“The excavation has brought to light house complexes built of mud bricks of both Early (3300-2600 Before Common Era) and Mature (2600-1900 BCE) Harappan periods. Even though scattered remains and fragments of baked bricks are available, it was not found in any building,” said Archaeological Survey of India superintending archaeologist V.S. Prabhakar in a lecture at the India International Centre here Monday.
“The presence of bichrome ware consisting of red ware, decorated with black and white-coloured painted motifs, is also noticed from the Early Harappan period, a few of which continues during the Mature Harappan period,” he added.

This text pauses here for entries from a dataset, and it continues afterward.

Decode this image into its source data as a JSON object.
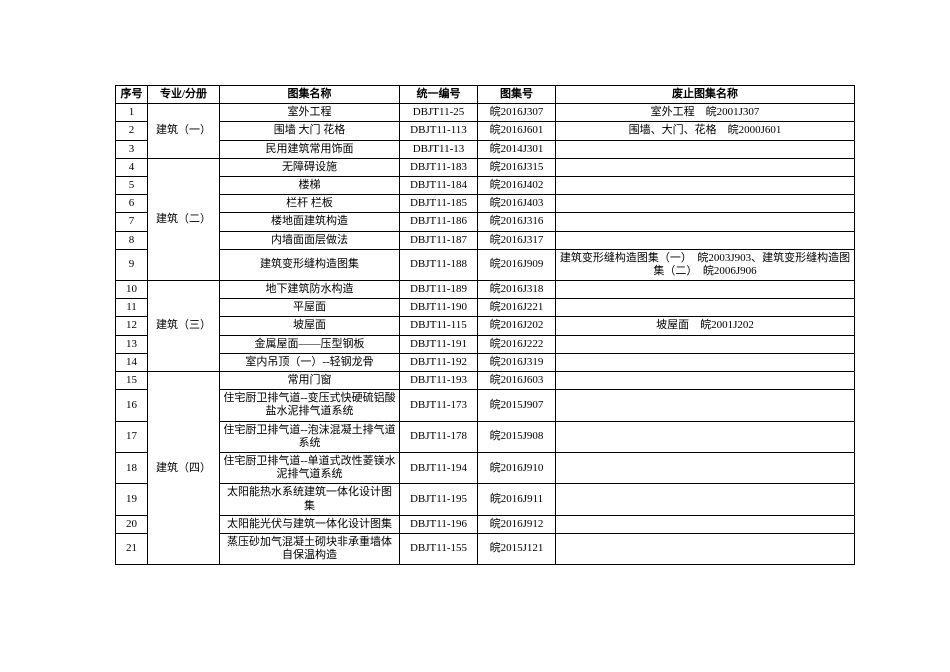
{
  "headers": {
    "seq": "序号",
    "category": "专业/分册",
    "name": "图集名称",
    "code1": "统一编号",
    "code2": "图集号",
    "abolished": "废止图集名称"
  },
  "categories": {
    "c1": "建筑（一）",
    "c2": "建筑（二）",
    "c3": "建筑（三）",
    "c4": "建筑（四）"
  },
  "rows": {
    "r1": {
      "seq": "1",
      "name": "室外工程",
      "code1": "DBJT11-25",
      "code2": "皖2016J307",
      "abol": "室外工程　皖2001J307"
    },
    "r2": {
      "seq": "2",
      "name": "围墙 大门 花格",
      "code1": "DBJT11-113",
      "code2": "皖2016J601",
      "abol": "围墙、大门、花格　皖2000J601"
    },
    "r3": {
      "seq": "3",
      "name": "民用建筑常用饰面",
      "code1": "DBJT11-13",
      "code2": "皖2014J301",
      "abol": ""
    },
    "r4": {
      "seq": "4",
      "name": "无障碍设施",
      "code1": "DBJT11-183",
      "code2": "皖2016J315",
      "abol": ""
    },
    "r5": {
      "seq": "5",
      "name": "楼梯",
      "code1": "DBJT11-184",
      "code2": "皖2016J402",
      "abol": ""
    },
    "r6": {
      "seq": "6",
      "name": "栏杆 栏板",
      "code1": "DBJT11-185",
      "code2": "皖2016J403",
      "abol": ""
    },
    "r7": {
      "seq": "7",
      "name": "楼地面建筑构造",
      "code1": "DBJT11-186",
      "code2": "皖2016J316",
      "abol": ""
    },
    "r8": {
      "seq": "8",
      "name": "内墙面面层做法",
      "code1": "DBJT11-187",
      "code2": "皖2016J317",
      "abol": ""
    },
    "r9": {
      "seq": "9",
      "name": "建筑变形缝构造图集",
      "code1": "DBJT11-188",
      "code2": "皖2016J909",
      "abol": "建筑变形缝构造图集（一）　皖2003J903、建筑变形缝构造图集（二）　皖2006J906"
    },
    "r10": {
      "seq": "10",
      "name": "地下建筑防水构造",
      "code1": "DBJT11-189",
      "code2": "皖2016J318",
      "abol": ""
    },
    "r11": {
      "seq": "11",
      "name": "平屋面",
      "code1": "DBJT11-190",
      "code2": "皖2016J221",
      "abol": ""
    },
    "r12": {
      "seq": "12",
      "name": "坡屋面",
      "code1": "DBJT11-115",
      "code2": "皖2016J202",
      "abol": "坡屋面　皖2001J202"
    },
    "r13": {
      "seq": "13",
      "name": "金属屋面——压型钢板",
      "code1": "DBJT11-191",
      "code2": "皖2016J222",
      "abol": ""
    },
    "r14": {
      "seq": "14",
      "name": "室内吊顶（一）--轻钢龙骨",
      "code1": "DBJT11-192",
      "code2": "皖2016J319",
      "abol": ""
    },
    "r15": {
      "seq": "15",
      "name": "常用门窗",
      "code1": "DBJT11-193",
      "code2": "皖2016J603",
      "abol": ""
    },
    "r16": {
      "seq": "16",
      "name": "住宅厨卫排气道--变压式快硬硫铝酸盐水泥排气道系统",
      "code1": "DBJT11-173",
      "code2": "皖2015J907",
      "abol": ""
    },
    "r17": {
      "seq": "17",
      "name": "住宅厨卫排气道--泡沫混凝土排气道系统",
      "code1": "DBJT11-178",
      "code2": "皖2015J908",
      "abol": ""
    },
    "r18": {
      "seq": "18",
      "name": "住宅厨卫排气道--单道式改性菱镁水泥排气道系统",
      "code1": "DBJT11-194",
      "code2": "皖2016J910",
      "abol": ""
    },
    "r19": {
      "seq": "19",
      "name": "太阳能热水系统建筑一体化设计图集",
      "code1": "DBJT11-195",
      "code2": "皖2016J911",
      "abol": ""
    },
    "r20": {
      "seq": "20",
      "name": "太阳能光伏与建筑一体化设计图集",
      "code1": "DBJT11-196",
      "code2": "皖2016J912",
      "abol": ""
    },
    "r21": {
      "seq": "21",
      "name": "蒸压砂加气混凝土砌块非承重墙体自保温构造",
      "code1": "DBJT11-155",
      "code2": "皖2015J121",
      "abol": ""
    }
  }
}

“Presence of rhinoceros bones point to the marshy environment the Harappans were accustomed to,” said Prabhakar.
Harappan pottery along with terracotta bangles, grinding stone fragments, beads of agate and an animal terracotta figurine were excavated.
Numerous copper artefacts reveal trade ties people here had with other civilizations.
Apart from motifs like circles, pipal leaves on various items, graffiti on pottery and artefacts like the spindle whorls are distinguished features.
The Indus Valley civilization is one of the earliest urban civilizations and also known as the Harappan civilisation.
Karanpura is located on the right bank of Drishadvati river, now Chautang, in the upper reaches and is located between Siswal, Haryana (upstream) and Sothi, Rajasthan (downstream). The river is dried up now.
The archaeological remains at Karanpura were first discovered in 2010 and the excavation branch started work in December 2012. The work will end soon.